- Artist: Artur Silva
- Year: 2012
- Dimensions: 121 cm × 212 cm (47.5 in × 83.5 in)
- Location: Eskenazi Health; Indianapolis, Indiana, United States; 39°46′41″N 86°11′03″W﻿ / ﻿39.7781°N 86.1841°W;
- Owner: Eskenazi Health

= Untitled 77 (print) =

Print by Artur Silva

Untitled #77 is a digital inkjet print by artist Artur Silva located in the Eskenazi Health Outpatient Care Center on the Sidney and Lois Eskenazi Hospital campus, near downtown Indianapolis, Indiana, and is part of the Eskenazi Health Art Collection.

== Description ==
Untitled #77 is a digital inkjet print created by artist Artur Silva, which features a single image composed of colors, images, and patterns derived from existing textile patterns. These works include an array of references from across the globe, including representations of American textile patterns from the 1960s, official states’ quilts, and African patterns. Together with Untitled #78, Untitled #77 was specifically created for a waiting room at Sidney and Lois Eskenazi Hospital and was inspired by Wayman Adams' painted children's portraits, which are part of the hospital organization's historic art collection:

“I thought about a concept that could represent the true diversity the population of Indianapolis. The method I chose to do was by exploring textile patterns to engage in a much broader dialogue about the movement of ideas, cultures, and people. My works were inspired by the 1914 Wayman Adams project in which he created 20 portraits of children from different ethnicities for the pediatric unit. The prints I created utilize textile patterns from Asia to Africa and the Americas. They are both explorative and familiar. I wanted these works to reflect the diversity of the population of Indianapolis in the 21st century.
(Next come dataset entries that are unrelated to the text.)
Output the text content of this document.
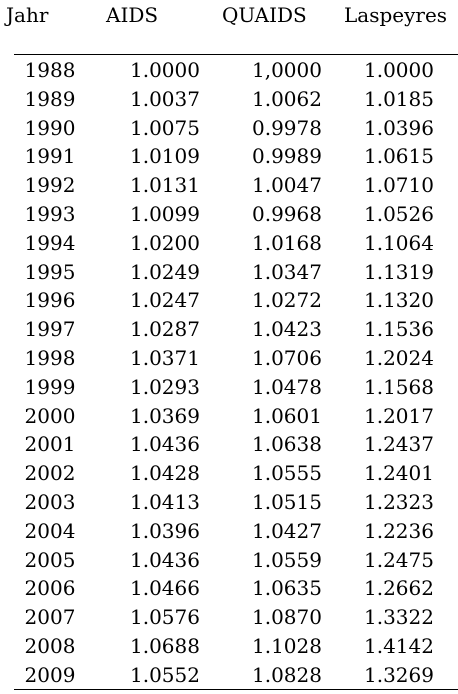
Jahr	AIDS	QUAIDS	Laspeyres
1988	1.0000	1,0000	1.0000
1989	1.0037	1.0062	1.0185
1990	1.0075	0.9978	1.0396
1991	1.0109	0.9989	1.0615
1992	1.0131	1.0047	1.0710
1993	1.0099	0.9968	1.0526
1994	1.0200	1.0168	1.1064
1995	1.0249	1.0347	1.1319
1996	1.0247	1.0272	1.1320
1997	1.0287	1.0423	1.1536
1998	1.0371	1.0706	1.2024
1999	1.0293	1.0478	1.1568
2000	1.0369	1.0601	1.2017
2001	1.0436	1.0638	1.2437
2002	1.0428	1.0555	1.2401
2003	1.0413	1.0515	1.2323
2004	1.0396	1.0427	1.2236
2005	1.0436	1.0559	1.2475
2006	1.0466	1.0635	1.2662
2007	1.0576	1.0870	1.3322
2008	1.0688	1.1028	1.4142
2009	1.0552	1.0828	1.3269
The end result is a set of prints that are feminine, energetic and contrasting.” -Artur Silva

== Historical information ==

=== Acquisition ===
Untitled #77 was commissioned by Eskenazi Health as part of a re-imagining of the organization's historical art collection and to support "the sense of optimism, vitality and energy" of its new campus in 2013. In response to its nationwide request for proposals, Eskenazi Health received more than 500 submissions from 39 states, which were then narrowed to 54 finalists by an independent jury. Each of the 54 proposals was assigned an area of the new hospital by Eskenazi Health's art committee and publicly displayed in the existing Wishard Hospital and online for public comment; more than 3,000 public comments on the final proposals were collected and analyzed in the final selection.

=== Location ===
Untitled #77 is currently displayed in the Women's Specialties Waiting Room on the fifth level of the Eskenazi Health Outpatient Care Center on the Sidney & Lois Eskenazi Hospital campus.

== Artist ==
Artur Silva was born and raised in Belo Horizonte, Brazil. There, he attended the Guignard University of Art before moving to New York City and then to Indianapolis in 2001. Silva's work has been exhibited at Harrison Center for the Arts, Editions Limited, Marian College and Big Car Gallery in Indianapolis as well as at Convento Gallery in Belo Horizonte, Half Dozen Gallery in Portland, Oregon, and NavtaSchultz Gallery in Chicago. His work is included in the collections of the Indiana State Museum and the Fort Wayne Museum of Art. Silva's work has earned both local and regional awards, including an individual artist grant from the Indiana Arts Commission, a Creative Renewal Fellowship from the Arts Council of Indianapolis, a grant from the National Association of Latino Arts and Culture, an Efroymson Contemporary Art Fellowship and a Midwest Visions grant for residency at the Ox-Bow School of Art in Michigan.